If WiMAX is so much better than cellular 3G in delivering bandwidth for the buck, why aren't we going WiMAX for 4G? Answer: Legacy.
Pretty much the only reason why it's not a done and dusted deal that WiMAX is the technology to take us beyond 3G is because of the vast investment in cellular networks, their licences and the deployed equipment.
Of course the CDMA people are fighting hard to show that all their enhancement technologies, HSDPA, HSUPA and LTE will do the job as well as WiMAX.
But what will be the cost of deploying the CDMA enhancements? And will the network operators meet that cost? And who wants a system where 60 per cent of the IP is controlled by Qualcomm?
The entire worldwide electronics industry suffered for a couple of decades when Microsoft and Intel sucked virtually all the profit out of the PC industry, which was, for 20 years, the chip industry's major customer, simply because the Wintel pair owned most of the IP.

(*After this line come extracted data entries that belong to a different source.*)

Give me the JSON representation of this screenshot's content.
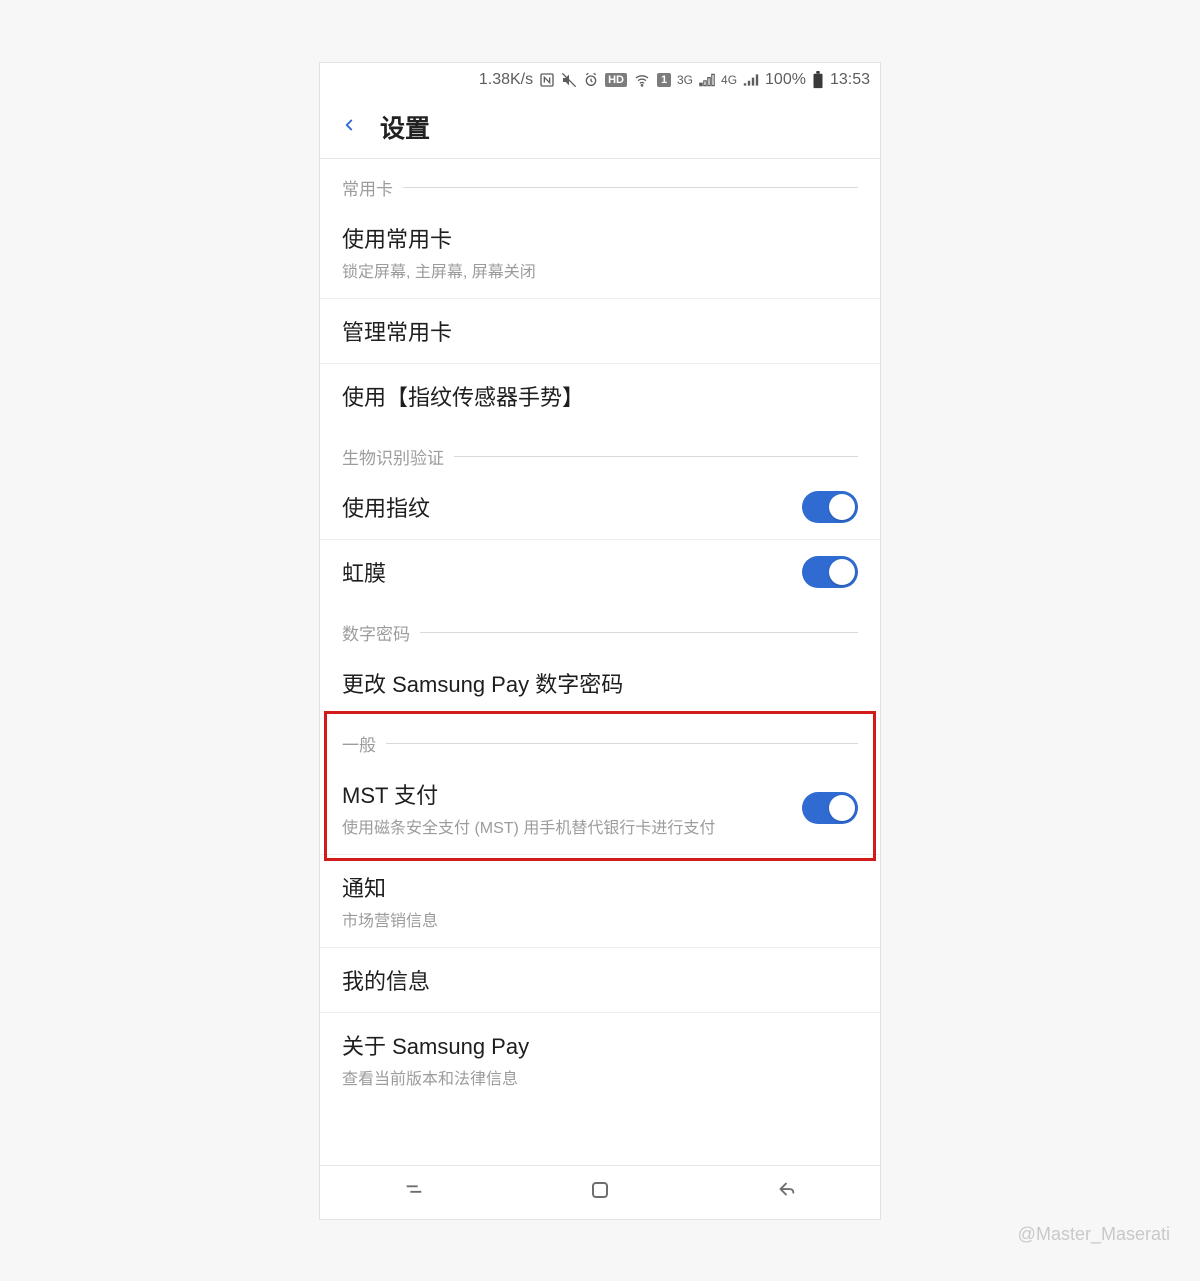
{
  "statusbar": {
    "speed": "1.38K/s",
    "battery_text": "100%",
    "time": "13:53",
    "net_3g": "3G",
    "net_4g": "4G",
    "sim_index": "1",
    "hd_label": "HD"
  },
  "header": {
    "title": "设置"
  },
  "sections": {
    "common_card": {
      "header": "常用卡",
      "use_common_label": "使用常用卡",
      "use_common_sub": "锁定屏幕, 主屏幕, 屏幕关闭",
      "manage_label": "管理常用卡",
      "fingerprint_gesture_label": "使用【指纹传感器手势】"
    },
    "biometric": {
      "header": "生物识别验证",
      "fingerprint_label": "使用指纹",
      "fingerprint_on": true,
      "iris_label": "虹膜",
      "iris_on": true
    },
    "pin": {
      "header": "数字密码",
      "change_pin_label": "更改 Samsung Pay 数字密码"
    },
    "general": {
      "header": "一般",
      "mst_label": "MST 支付",
      "mst_sub": "使用磁条安全支付 (MST) 用手机替代银行卡进行支付",
      "mst_on": true,
      "notify_label": "通知",
      "notify_sub": "市场营销信息",
      "myinfo_label": "我的信息",
      "about_label": "关于 Samsung Pay",
      "about_sub": "查看当前版本和法律信息"
    }
  },
  "watermark": "@Master_Maserati"
}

No one, absolutely no one except probably Qualcomm, wants to see such a situation repeat itself in the electronics industry ever again. Standards are brilliant at stimulating innovation but, when ruthlessly exploited for profit by people with a dominant IP position, they strangle innovation.
So the telecoms industry is at an interesting crossroads. Either it can stick with the cellular approach, and burden itself with vastly bigger upgrade costs than WiMAX installation would entail, or it can go with the cheaper WiMAX option.
"It's all about spectrum efficiency", says NXP's CTO Rene Penning de Vries, "in the end that would be the most important criterion. I tend to believe that WiMAX would be the one. 4G will be based on WiMAX if it has the performance which outperforms the other standards. If WiMAX doesn't have the performance of extended CDMA then WiMAX won't be successful."